Ama eğer şanssızsanız,

Benim gibi okul kantininin en köşe masasında, sevdiğiniz adamın başka kızlarla fingirdeşmesini izlersiniz..

Ve asla, ama asla, ama asla.. kafanızı başka bir şeye veremezsiniz. Çünkü kıskançlık şu an bende olduğu gibi sinsice damarlarınıza yayılır. gözleriniz dolar, elinizdeki çatalı sıkarsınız ve sizin aksinize konuşup gülüşen arkadaşlarınıza katılamazsınız. Çünkü mutsuzsunuzdur. Çünkü Sevdiğiniz adam pezevengin tekidir!

...

"Koray bırak şunu, metali bükmeye mi çalışıyon amınakoyim?! Sakinleş!"

Kafamdaki kara bulutlar az da olsa dağılırken sertaç'a bakıp elimdeki çatalı geri masaya bıraktım. Asla sakinleşemezdim, sarışın yelloz angaralımın koluna dokunuyordu! O kaslı, çikolata gibi kavruk, damarlı koluna.. dokunuyordu!

Kimse bana sakinleş diyemezdi!

Yusuf'un eli önümde sallanırken kendime gelip başımı masaya eğdim. Bakmayacaktım, biraz daha bakarsam kalkıp o çakma sarıyı yolardım! 

Dolan gözlerimi düzeltmek adına birkaç kere kırpıştırdım. Masadakilere göz gezdirdiğimde endişeyle beni izliyorlardı. Dünden beri sürekli etrafımda olmuş, benimle ilgilenmişlerdi. Hayatımda yemediğim kadar lahmacun yemiştim.

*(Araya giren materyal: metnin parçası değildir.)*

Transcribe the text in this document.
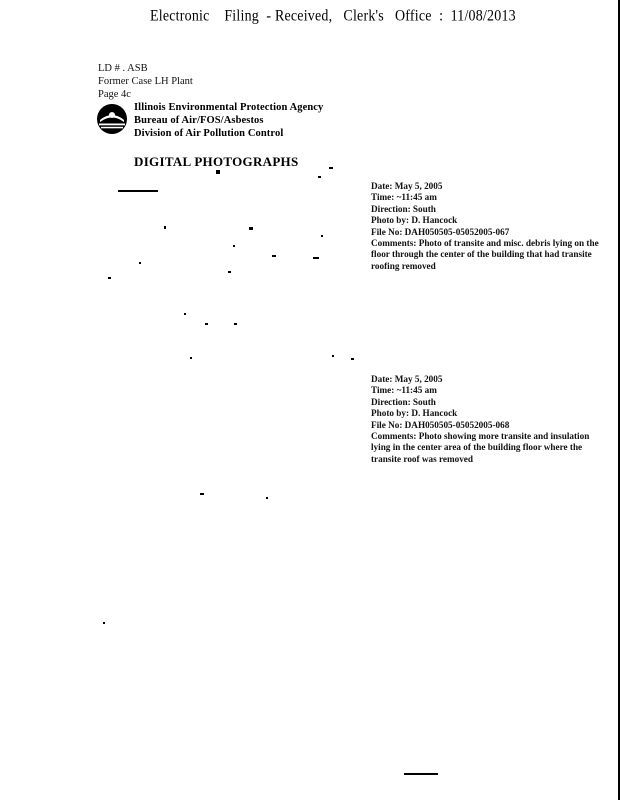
Electronic    Filing  - Received,   Clerk's   Office  :  11/08/2013
LD # . ASB
Former Case LH Plant
Page 4c
Illinois Environmental Protection Agency
Bureau of Air/FOS/Asbestos
Division of Air Pollution Control
DIGITAL PHOTOGRAPHS
Date: May 5, 2005
Time: ~11:45 am
Direction: South
Photo by: D. Hancock
File No: DAH050505-05052005-067
Comments: Photo of transite and misc. debris lying on the floor through the center of the building that had transite roofing removed
Date: May 5, 2005
Time: ~11:45 am
Direction: South
Photo by: D. Hancock
File No: DAH050505-05052005-068
Comments: Photo showing more transite and insulation lying in the center area of the building floor where the transite roof was removed
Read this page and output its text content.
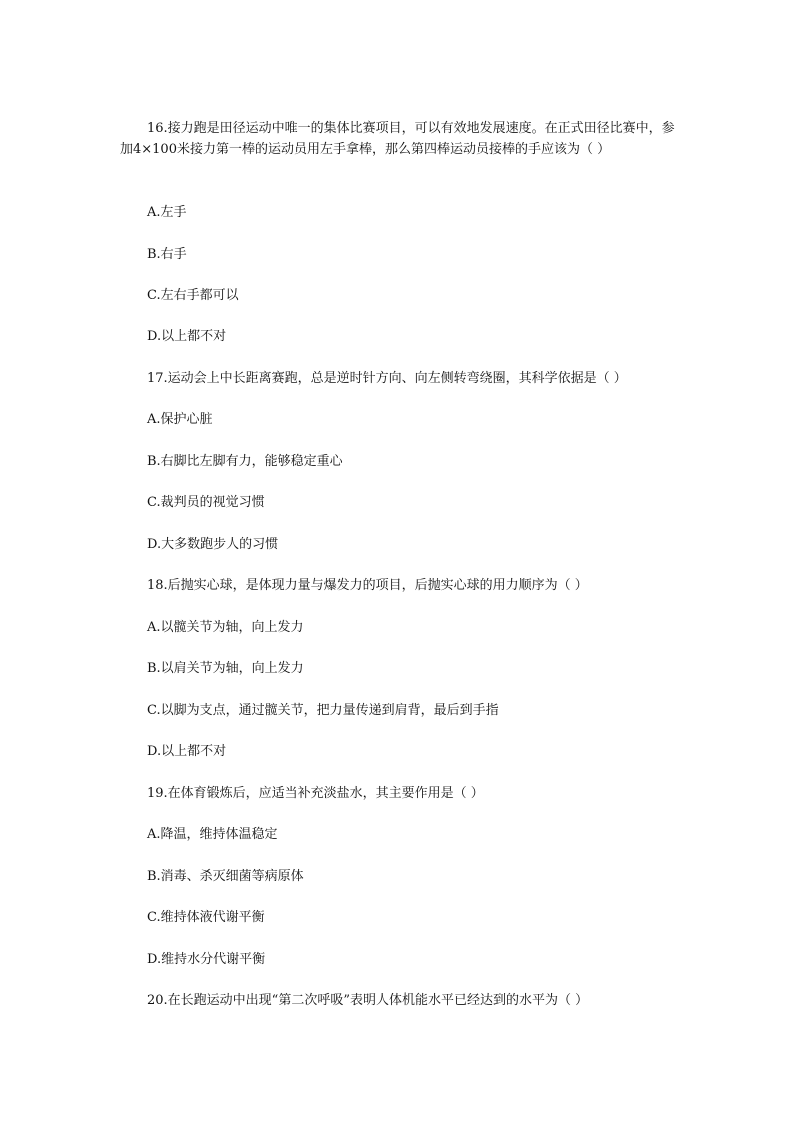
16.接力跑是田径运动中唯一的集体比赛项目，可以有效地发展速度。在正式田径比赛中，参加4×100米接力第一棒的运动员用左手拿棒，那么第四棒运动员接棒的手应该为（ ）

A.左手

B.右手

C.左右手都可以

D.以上都不对

17.运动会上中长距离赛跑，总是逆时针方向、向左侧转弯绕圈，其科学依据是（ ）

A.保护心脏

B.右脚比左脚有力，能够稳定重心

C.裁判员的视觉习惯

D.大多数跑步人的习惯

18.后抛实心球，是体现力量与爆发力的项目，后抛实心球的用力顺序为（ ）

A.以髋关节为轴，向上发力

B.以肩关节为轴，向上发力

C.以脚为支点，通过髋关节，把力量传递到肩背，最后到手指

D.以上都不对

19.在体育锻炼后，应适当补充淡盐水，其主要作用是（ ）

A.降温，维持体温稳定

B.消毒、杀灭细菌等病原体

C.维持体液代谢平衡

D.维持水分代谢平衡

20.在长跑运动中出现“第二次呼吸”表明人体机能水平已经达到的水平为（ ）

Tekrar kendime engel olamadan gözlerim o tarafa kaydığında Devran hemen sandalyesini kaydırıp görüşümü kapattı. Offlayıp önüme döndüm. Sanki nefes alamıyordum. Birileriyle konuşması şart mıydı?

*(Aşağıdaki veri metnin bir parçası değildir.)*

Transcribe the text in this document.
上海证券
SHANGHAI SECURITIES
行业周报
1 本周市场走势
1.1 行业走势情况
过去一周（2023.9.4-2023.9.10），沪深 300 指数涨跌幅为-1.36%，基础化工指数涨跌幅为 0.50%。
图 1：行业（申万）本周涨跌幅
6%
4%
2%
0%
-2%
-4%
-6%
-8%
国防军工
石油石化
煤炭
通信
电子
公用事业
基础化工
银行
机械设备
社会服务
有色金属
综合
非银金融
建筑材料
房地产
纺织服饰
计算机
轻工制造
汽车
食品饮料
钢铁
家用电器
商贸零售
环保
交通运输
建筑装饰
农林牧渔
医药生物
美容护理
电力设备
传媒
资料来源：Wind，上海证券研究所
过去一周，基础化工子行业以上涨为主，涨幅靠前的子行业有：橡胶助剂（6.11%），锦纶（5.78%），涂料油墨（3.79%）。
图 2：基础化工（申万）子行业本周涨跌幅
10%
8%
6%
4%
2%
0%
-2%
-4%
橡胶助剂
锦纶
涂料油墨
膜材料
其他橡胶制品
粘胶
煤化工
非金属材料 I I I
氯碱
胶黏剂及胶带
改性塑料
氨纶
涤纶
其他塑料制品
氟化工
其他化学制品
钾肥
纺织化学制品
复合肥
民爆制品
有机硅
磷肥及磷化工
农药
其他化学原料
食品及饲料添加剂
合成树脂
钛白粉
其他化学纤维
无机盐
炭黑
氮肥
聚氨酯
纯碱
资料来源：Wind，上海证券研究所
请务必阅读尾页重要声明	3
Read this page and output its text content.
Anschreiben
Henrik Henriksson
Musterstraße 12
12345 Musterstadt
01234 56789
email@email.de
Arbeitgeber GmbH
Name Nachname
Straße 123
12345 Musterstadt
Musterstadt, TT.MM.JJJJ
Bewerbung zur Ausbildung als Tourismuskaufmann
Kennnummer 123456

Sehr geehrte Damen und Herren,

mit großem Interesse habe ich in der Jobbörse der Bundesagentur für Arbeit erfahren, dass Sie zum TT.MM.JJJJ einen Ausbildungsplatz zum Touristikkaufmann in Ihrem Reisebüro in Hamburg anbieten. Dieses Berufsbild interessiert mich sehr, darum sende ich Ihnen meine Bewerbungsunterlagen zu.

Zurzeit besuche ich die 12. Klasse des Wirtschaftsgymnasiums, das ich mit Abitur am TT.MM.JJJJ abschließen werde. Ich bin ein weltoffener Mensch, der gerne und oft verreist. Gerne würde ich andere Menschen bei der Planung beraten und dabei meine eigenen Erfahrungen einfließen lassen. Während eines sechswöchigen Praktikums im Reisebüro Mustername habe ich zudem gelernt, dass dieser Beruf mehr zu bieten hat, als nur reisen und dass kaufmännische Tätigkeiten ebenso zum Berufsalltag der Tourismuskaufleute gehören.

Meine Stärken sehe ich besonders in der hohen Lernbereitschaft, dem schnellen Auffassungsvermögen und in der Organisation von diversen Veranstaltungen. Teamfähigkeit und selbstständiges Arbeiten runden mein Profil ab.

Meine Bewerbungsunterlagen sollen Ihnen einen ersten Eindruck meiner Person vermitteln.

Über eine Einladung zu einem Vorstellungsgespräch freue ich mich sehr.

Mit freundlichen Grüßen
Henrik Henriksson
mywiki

"Tamam, öncelikle şu kıskançlığı aşmamız lazım, kafanı buraya vermeye çalış, bizimle muhabbet et, unut onları" Yusuf'a baygın bir bakış atıp kafamı masaya yasladım. Sanki çok kolaydı!

"Tamam.. deniyecem" hepsi kafalarını sallayıp konuşmak üzere birbirlerine baktılar. Bir süre hepimiz mal mal birbirimize bakıp durduğumuzda herkes bir kahkaha patlattı. Bende ufakça gülmüştüm.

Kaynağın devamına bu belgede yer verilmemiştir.